When you run a query, the query finds all items or portfolios that match the criteria from the items and portfolios that the user can see. Only the category values for which the user has Read Data permission are considered.
While the queries don't return the value of a specific category, they could be used to expose the values of restricted data. For example, "include all the projects with budgets over a million dollars" might list categories that are restricted. In order to avoid such an exploit of the system, all queries must have Read Data permission on their source categories.
To grant someone the right to define the query you must have Admin permission on the query-based portfolio. The query will have the same permissions to access data as the specified user.
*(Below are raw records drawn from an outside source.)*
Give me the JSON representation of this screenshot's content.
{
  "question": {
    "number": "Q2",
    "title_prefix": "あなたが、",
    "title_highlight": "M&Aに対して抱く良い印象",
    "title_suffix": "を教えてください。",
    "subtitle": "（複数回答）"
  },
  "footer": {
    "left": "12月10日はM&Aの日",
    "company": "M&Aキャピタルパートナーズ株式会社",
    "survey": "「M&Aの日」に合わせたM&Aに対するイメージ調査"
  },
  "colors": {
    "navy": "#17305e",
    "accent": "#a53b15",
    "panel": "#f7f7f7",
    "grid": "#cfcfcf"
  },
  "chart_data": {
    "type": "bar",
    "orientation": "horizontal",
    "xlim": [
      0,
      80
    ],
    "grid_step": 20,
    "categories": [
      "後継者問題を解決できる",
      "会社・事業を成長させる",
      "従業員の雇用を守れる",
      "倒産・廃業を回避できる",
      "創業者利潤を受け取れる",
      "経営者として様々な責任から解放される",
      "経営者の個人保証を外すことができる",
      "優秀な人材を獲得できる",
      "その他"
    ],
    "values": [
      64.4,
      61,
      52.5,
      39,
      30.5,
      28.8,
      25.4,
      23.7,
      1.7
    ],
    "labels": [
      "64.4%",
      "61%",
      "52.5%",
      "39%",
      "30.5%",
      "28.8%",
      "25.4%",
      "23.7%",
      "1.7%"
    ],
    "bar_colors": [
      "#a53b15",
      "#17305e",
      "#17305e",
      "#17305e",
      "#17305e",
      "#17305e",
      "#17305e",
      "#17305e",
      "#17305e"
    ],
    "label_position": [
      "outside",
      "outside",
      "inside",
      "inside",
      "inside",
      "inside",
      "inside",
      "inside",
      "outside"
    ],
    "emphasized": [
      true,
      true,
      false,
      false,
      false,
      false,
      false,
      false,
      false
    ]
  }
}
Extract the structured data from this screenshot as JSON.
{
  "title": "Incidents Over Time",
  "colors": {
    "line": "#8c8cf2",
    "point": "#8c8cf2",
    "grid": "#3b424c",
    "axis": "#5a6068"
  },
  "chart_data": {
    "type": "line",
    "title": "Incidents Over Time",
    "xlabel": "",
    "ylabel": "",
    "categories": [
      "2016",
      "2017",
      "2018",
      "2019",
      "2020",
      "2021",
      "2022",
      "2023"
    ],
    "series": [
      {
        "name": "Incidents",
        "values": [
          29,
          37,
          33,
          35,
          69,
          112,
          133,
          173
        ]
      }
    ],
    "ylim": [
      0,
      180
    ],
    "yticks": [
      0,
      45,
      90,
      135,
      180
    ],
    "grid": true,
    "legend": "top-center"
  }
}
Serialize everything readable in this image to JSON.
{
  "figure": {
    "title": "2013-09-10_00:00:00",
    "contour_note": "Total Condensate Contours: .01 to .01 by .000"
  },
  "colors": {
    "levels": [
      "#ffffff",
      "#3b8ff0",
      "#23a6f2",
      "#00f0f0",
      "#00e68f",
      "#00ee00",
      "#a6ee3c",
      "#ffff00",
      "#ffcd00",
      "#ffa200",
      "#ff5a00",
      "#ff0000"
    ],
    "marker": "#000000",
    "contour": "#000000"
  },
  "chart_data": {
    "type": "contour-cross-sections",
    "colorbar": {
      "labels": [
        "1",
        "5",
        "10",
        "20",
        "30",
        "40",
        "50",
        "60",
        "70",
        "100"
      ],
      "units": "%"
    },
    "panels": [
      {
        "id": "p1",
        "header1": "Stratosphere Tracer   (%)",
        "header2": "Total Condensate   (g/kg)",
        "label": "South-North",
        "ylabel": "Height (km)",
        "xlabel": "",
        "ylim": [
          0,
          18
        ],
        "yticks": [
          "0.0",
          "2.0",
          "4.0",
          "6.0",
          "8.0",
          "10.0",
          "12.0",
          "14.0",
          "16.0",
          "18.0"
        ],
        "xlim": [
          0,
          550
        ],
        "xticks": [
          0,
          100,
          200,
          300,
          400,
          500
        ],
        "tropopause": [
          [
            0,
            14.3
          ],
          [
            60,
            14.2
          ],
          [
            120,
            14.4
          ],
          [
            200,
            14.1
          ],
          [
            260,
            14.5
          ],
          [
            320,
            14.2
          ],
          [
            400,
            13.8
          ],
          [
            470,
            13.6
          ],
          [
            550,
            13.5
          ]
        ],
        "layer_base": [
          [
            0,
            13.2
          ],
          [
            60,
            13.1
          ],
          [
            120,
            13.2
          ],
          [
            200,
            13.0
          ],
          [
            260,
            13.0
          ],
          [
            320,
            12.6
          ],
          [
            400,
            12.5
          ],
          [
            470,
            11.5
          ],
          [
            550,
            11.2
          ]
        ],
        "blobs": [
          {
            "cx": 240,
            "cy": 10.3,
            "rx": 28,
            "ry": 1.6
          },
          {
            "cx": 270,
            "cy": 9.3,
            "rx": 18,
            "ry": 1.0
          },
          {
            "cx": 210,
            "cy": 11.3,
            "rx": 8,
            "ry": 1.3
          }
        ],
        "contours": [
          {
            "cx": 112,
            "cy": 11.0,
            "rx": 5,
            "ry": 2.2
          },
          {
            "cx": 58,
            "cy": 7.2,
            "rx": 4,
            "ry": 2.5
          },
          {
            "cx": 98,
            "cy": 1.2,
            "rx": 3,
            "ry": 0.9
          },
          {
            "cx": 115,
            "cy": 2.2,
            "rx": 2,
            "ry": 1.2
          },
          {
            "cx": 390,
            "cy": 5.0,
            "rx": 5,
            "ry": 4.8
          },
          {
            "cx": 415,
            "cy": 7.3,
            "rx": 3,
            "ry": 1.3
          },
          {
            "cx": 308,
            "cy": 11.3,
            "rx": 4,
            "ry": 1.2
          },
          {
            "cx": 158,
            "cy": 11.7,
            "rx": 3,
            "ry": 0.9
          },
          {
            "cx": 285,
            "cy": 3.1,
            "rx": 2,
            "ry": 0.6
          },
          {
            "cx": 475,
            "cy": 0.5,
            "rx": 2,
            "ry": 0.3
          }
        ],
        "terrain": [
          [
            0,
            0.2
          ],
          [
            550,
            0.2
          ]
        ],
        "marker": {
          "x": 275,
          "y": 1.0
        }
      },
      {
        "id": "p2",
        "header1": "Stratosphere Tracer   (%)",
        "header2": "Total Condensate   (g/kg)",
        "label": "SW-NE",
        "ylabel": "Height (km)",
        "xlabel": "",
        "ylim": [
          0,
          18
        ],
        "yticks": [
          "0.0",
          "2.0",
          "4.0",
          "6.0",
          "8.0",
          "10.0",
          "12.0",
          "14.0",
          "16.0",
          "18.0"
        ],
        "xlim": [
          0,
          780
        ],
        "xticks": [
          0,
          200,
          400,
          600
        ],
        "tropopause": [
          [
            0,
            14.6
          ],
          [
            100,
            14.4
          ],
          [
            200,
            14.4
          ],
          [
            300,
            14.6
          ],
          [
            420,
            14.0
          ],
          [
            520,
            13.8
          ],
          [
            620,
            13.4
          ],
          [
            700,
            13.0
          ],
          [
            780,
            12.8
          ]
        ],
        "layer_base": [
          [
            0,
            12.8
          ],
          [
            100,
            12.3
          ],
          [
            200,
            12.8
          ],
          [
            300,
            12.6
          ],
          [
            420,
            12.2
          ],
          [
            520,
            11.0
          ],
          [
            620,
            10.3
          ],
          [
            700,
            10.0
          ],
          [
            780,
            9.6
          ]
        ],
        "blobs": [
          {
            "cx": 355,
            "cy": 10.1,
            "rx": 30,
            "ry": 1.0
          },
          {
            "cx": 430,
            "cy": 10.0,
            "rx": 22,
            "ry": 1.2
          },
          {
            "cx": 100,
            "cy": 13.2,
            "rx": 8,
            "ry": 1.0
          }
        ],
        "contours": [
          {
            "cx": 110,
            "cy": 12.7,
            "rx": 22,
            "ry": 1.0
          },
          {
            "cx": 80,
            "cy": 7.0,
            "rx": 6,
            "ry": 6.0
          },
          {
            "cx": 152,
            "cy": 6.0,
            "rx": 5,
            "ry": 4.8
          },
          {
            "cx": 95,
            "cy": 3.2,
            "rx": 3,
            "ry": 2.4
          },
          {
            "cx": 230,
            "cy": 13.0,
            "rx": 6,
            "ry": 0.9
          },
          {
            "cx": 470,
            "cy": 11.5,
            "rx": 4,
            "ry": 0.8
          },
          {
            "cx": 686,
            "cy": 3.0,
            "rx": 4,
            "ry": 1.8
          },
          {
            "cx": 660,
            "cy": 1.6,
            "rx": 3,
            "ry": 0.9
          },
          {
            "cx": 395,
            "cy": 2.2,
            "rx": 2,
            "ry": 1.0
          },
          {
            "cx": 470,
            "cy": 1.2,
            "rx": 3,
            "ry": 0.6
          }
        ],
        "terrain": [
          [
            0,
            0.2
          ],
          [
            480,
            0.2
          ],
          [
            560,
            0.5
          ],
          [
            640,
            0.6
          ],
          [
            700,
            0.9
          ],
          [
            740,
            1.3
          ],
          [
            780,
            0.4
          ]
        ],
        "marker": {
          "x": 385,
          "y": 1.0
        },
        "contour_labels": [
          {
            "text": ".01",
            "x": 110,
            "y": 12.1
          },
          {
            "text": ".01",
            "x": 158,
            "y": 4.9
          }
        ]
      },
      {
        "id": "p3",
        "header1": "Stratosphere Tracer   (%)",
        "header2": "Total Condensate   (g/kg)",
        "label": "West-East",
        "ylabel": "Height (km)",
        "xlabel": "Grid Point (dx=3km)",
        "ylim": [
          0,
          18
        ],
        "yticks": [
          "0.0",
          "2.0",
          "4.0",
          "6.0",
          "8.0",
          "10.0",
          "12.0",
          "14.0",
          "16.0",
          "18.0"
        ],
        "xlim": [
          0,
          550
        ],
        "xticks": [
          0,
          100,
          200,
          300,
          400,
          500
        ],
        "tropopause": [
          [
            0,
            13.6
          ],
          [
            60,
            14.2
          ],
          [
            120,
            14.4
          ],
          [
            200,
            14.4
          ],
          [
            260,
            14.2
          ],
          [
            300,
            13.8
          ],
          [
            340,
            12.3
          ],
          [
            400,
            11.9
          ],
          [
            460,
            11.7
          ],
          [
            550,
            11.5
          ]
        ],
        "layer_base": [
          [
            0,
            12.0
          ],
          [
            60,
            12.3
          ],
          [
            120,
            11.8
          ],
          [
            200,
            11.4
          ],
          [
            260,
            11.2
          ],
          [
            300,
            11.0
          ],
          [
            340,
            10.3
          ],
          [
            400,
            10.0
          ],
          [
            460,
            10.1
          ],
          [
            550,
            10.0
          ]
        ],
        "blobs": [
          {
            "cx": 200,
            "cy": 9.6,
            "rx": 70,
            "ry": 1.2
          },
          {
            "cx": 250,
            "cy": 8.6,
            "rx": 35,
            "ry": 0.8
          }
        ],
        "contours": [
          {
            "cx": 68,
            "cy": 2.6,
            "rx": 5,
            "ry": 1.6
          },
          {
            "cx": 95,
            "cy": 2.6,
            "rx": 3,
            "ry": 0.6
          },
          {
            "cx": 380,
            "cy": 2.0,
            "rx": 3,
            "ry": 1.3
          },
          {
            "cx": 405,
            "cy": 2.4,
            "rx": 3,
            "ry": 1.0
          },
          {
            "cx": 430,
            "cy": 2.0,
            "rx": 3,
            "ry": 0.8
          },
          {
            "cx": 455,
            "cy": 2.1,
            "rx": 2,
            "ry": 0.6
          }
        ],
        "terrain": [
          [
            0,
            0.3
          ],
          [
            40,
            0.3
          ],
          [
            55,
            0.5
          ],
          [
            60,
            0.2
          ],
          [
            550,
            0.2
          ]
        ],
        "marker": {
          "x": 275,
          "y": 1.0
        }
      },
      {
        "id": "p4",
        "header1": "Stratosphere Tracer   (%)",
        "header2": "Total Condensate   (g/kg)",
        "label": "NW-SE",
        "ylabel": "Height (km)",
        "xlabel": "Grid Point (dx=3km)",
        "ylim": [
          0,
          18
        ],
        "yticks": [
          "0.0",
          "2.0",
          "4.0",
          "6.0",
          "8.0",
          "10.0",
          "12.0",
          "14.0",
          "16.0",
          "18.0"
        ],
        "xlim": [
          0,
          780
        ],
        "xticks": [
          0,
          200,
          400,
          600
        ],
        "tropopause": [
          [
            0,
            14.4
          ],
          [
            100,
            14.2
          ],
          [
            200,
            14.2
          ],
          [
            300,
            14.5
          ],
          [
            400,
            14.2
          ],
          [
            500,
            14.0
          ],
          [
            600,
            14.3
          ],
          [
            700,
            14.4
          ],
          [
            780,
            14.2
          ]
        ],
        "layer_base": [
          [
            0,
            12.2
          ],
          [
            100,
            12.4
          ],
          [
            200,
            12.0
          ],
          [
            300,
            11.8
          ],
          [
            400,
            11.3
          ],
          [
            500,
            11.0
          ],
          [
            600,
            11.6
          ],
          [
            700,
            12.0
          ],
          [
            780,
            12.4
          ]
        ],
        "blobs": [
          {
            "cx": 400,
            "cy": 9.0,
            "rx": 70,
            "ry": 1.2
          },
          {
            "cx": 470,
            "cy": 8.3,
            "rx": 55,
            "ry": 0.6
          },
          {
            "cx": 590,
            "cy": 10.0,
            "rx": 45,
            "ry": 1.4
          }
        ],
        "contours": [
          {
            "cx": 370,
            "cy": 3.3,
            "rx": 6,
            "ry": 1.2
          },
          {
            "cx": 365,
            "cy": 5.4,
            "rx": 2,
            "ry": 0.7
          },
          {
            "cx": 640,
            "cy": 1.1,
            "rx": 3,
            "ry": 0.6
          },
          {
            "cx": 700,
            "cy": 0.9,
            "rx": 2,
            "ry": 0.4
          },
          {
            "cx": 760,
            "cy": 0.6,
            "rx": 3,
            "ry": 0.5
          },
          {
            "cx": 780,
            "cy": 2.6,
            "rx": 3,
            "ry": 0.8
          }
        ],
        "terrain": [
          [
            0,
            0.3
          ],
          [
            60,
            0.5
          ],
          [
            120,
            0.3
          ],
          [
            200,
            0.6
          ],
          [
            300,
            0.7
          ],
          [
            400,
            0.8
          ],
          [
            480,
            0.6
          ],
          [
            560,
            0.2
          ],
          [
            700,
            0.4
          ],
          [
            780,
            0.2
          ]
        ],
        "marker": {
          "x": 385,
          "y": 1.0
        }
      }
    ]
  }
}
By default, the query has the same permissions as the user who created the QBP. In some cases, the user who creates the query might want to specify a different permissions level so as to limit the access to items or portfolios that are restricted from the target user group. Bear in mind, however, that if a user's permissions are not sufficient, the resulting QBP will not contain some of the intended items or portfolios.
Any user with Edit permission on the portfolio can see the full query (even if they do not have access to some of the categories) and edit the query. When editing the query, you will be able to select only those categories for which you have Read permission.
Note: Anyone with Edit permissions on the Portfolio can run the query and cause the portfolio to be refreshed with up-to-date results. The permissions of the person who runs the query do not affect the scope of the results in any way. The scope is set only by the permissions of the user that was selected in the Query Permissions dialog box.